Rajeev stared at the truck driver's name: Vijay Kadam.
He realized the sinister truth: Vijay Kadam was not the target; he was the tool. The killer wasn't a person with a motive to kill him; the killer was a person with a motive to kill Anjali and Anaya.
The Unseen Variable
Rajeev remembered the details of the day. Anjali had been excited, happy. The only deviation from their plan was the quick trip to the cake shop.
The phone call.
He focused on the cake shop. Anjali had received a call from Sunil, the helper at the shop, confirming the order was ready.
Rajeev rushed to his old email backups. He found Anjali's account and searched her call history logs (which she routinely backed up). He found the exact number that called her that day.
He quickly reverse-searched the number. It was indeed registered to the cake shop. Nothing suspicious.
But Rajeev's mind, now calibrated to the twisted logic of the ANI, questioned the timing.
Why did the cake shop call Anjali exactly when they did? Anjali was decorating the house; she wasn't rushing. She could have picked it up later. That call was the catalyst that put the car on the highway at precisely the moment the sabotaged truck was rolling toward its kill zone.
Rajeev typed the address of the cake shop into a map application. Then, he typed the location of the accident.
The timeline was chilling:
1:30 PM: Cake shop calls Anjali. 1:40 PM: Anjali and Anaya leave home. 2:00 PM: They arrive at the cake shop area. 2:20 PM: Collision occurs on the highway, perfectly timed on the route home.

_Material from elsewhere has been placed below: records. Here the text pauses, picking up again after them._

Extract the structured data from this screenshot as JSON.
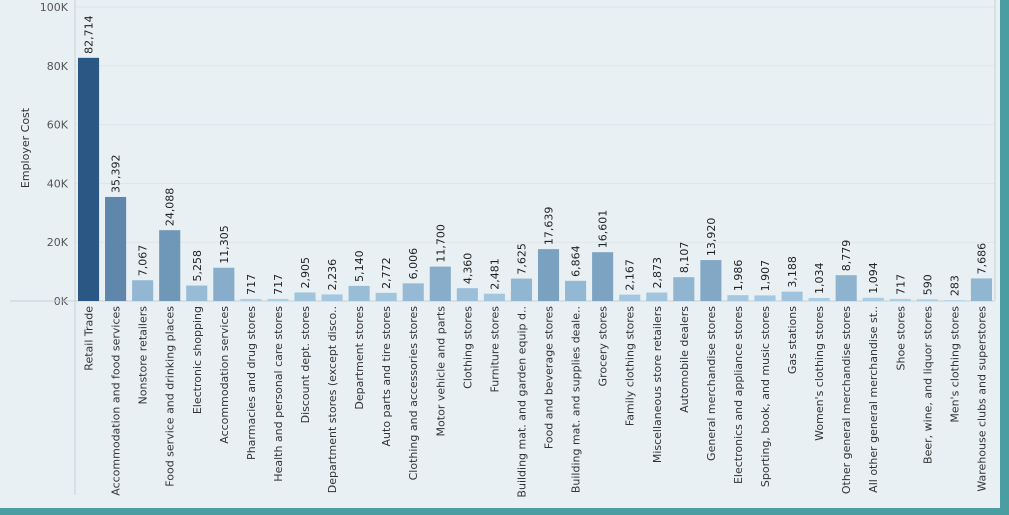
{
  "chart_data": {
    "type": "bar",
    "ylabel": "Employer Cost",
    "xlabel": "",
    "title": "",
    "ylim": [
      0,
      100000
    ],
    "yticks": [
      {
        "value": 0,
        "label": "0K"
      },
      {
        "value": 20000,
        "label": "20K"
      },
      {
        "value": 40000,
        "label": "40K"
      },
      {
        "value": 60000,
        "label": "60K"
      },
      {
        "value": 80000,
        "label": "80K"
      },
      {
        "value": 100000,
        "label": "100K"
      }
    ],
    "grid": true,
    "color_scale": {
      "low": "#b7d9ee",
      "high": "#2a5783"
    },
    "categories": [
      "Retail Trade",
      "Accommodation and food services",
      "Nonstore retailers",
      "Food service and drinking places",
      "Electronic shopping",
      "Accommodation services",
      "Pharmacies and drug stores",
      "Health and personal care stores",
      "Discount dept. stores",
      "Department stores (except disco..",
      "Department stores",
      "Auto parts and tire stores",
      "Clothing and accessories stores",
      "Motor vehicle and parts",
      "Clothing stores",
      "Furniture stores",
      "Building mat. and garden equip d..",
      "Food and beverage stores",
      "Building mat. and supplies deale..",
      "Grocery stores",
      "Family clothing stores",
      "Miscellaneous store retailers",
      "Automobile dealers",
      "General merchandise stores",
      "Electronics and appliance stores",
      "Sporting, book, and  music stores",
      "Gas stations",
      "Women's clothing stores",
      "Other general merchandise stores",
      "All other general merchandise st..",
      "Shoe stores",
      "Beer, wine, and liquor stores",
      "Men's clothing stores",
      "Warehouse clubs and superstores"
    ],
    "values": [
      82714,
      35392,
      7067,
      24088,
      5258,
      11305,
      717,
      717,
      2905,
      2236,
      5140,
      2772,
      6006,
      11700,
      4360,
      2481,
      7625,
      17639,
      6864,
      16601,
      2167,
      2873,
      8107,
      13920,
      1986,
      1907,
      3188,
      1034,
      8779,
      1094,
      717,
      590,
      283,
      7686
    ],
    "data_labels": [
      "82,714",
      "35,392",
      "7,067",
      "24,088",
      "5,258",
      "11,305",
      "717",
      "717",
      "2,905",
      "2,236",
      "5,140",
      "2,772",
      "6,006",
      "11,700",
      "4,360",
      "2,481",
      "7,625",
      "17,639",
      "6,864",
      "16,601",
      "2,167",
      "2,873",
      "8,107",
      "13,920",
      "1,986",
      "1,907",
      "3,188",
      "1,034",
      "8,779",
      "1,094",
      "717",
      "590",
      "283",
      "7,686"
    ]
  }
}
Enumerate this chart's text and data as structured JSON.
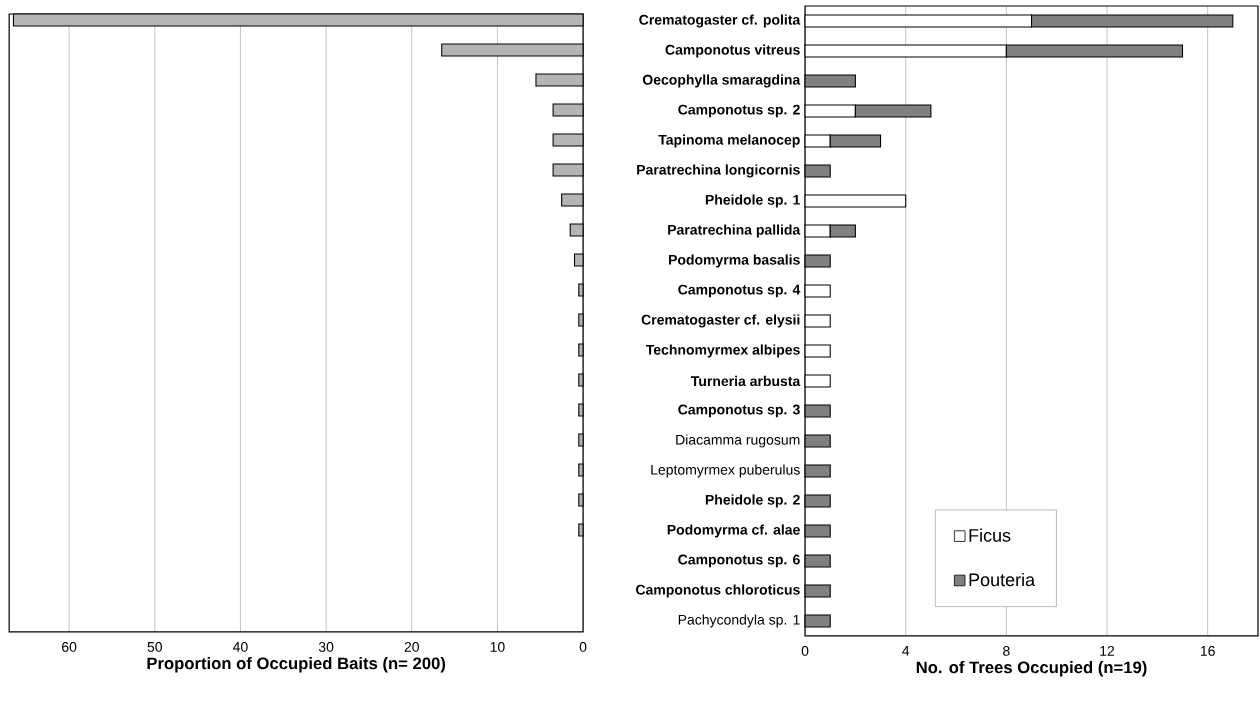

Rajeev zoomed in on the intersection. The accident location was directly between the cake shop and their home. The truck had crossed three lanes to hit Anjali.
"The killer wasn't looking for a 'random' truck. They were looking for a scheduled truck," Rajeev realized. "They found a truck whose route and timing were predictable, sabotaged it early that morning, and used the phone call to Anjali to precisely time her presence in the kill zone."
The realization hit him like a physical blow: The murder was orchestrated with the terrifying precision of an assassin's strike.
The Man Who Knew Too Much
Rajeev needed to find Sunil, the helper at the cake shop. He was the only person who connected the two events.
He called the cake shop's general number. A polite man answered.
"Hello, I'm trying to locate Sunil. He used to work there a few years ago."
"Oh, Sunil. He quit right after that year. Moved out of Mumbai. Haven't heard from him since," the owner replied.
A dead end. The killer had fled.
Rajeev looked at the remaining time on the clock. 40 hours left. He had identified a potential culprit—Sunil—who had fled, strongly suggesting a connection. But he hadn't found the killer, as the ANI demanded.
He looked at the single, most chilling detail in the police report: the truck driver, Vijay Kadam, had been killed instantly. Rajeev had grieved for Kadam, believing him to be an unfortunate victim of fate.
Now, Rajeev opened the police file again. He focused on the only thing left: the evidence. There must have been something that escaped official notice.
The report mentioned a routine procedure: the fingerprinting of the truck cab's steering column to rule out any unauthorized tampering after the accident. The results were negative for any unfamiliar prints, confirming only the deceased driver's.
But Rajeev's eyes snagged on a tiny footnote in the report. A routine check of the area under the truck driver's seat had yielded one single, non-human piece of evidence. It was considered irrelevant and filed away separately.
Evidence Item 4A:(1) small, plastic, brightly colored toy building block. Manufacturer unknown.
A children's toy. In the cab of a commercial truck.
Rajeev felt a cold dread wash over him. The ANI didn't care about Sunil or the truck's sabotage. It cared about the motive that led the killer to leave a child's toy behind.
The killer hadn't just used a truck; the killer had left a personal, devastating signature. The killer was someone who had access to a child's toy. Someone who knew Rajeev.
The killer was still in Mumbai. The killer was still watching.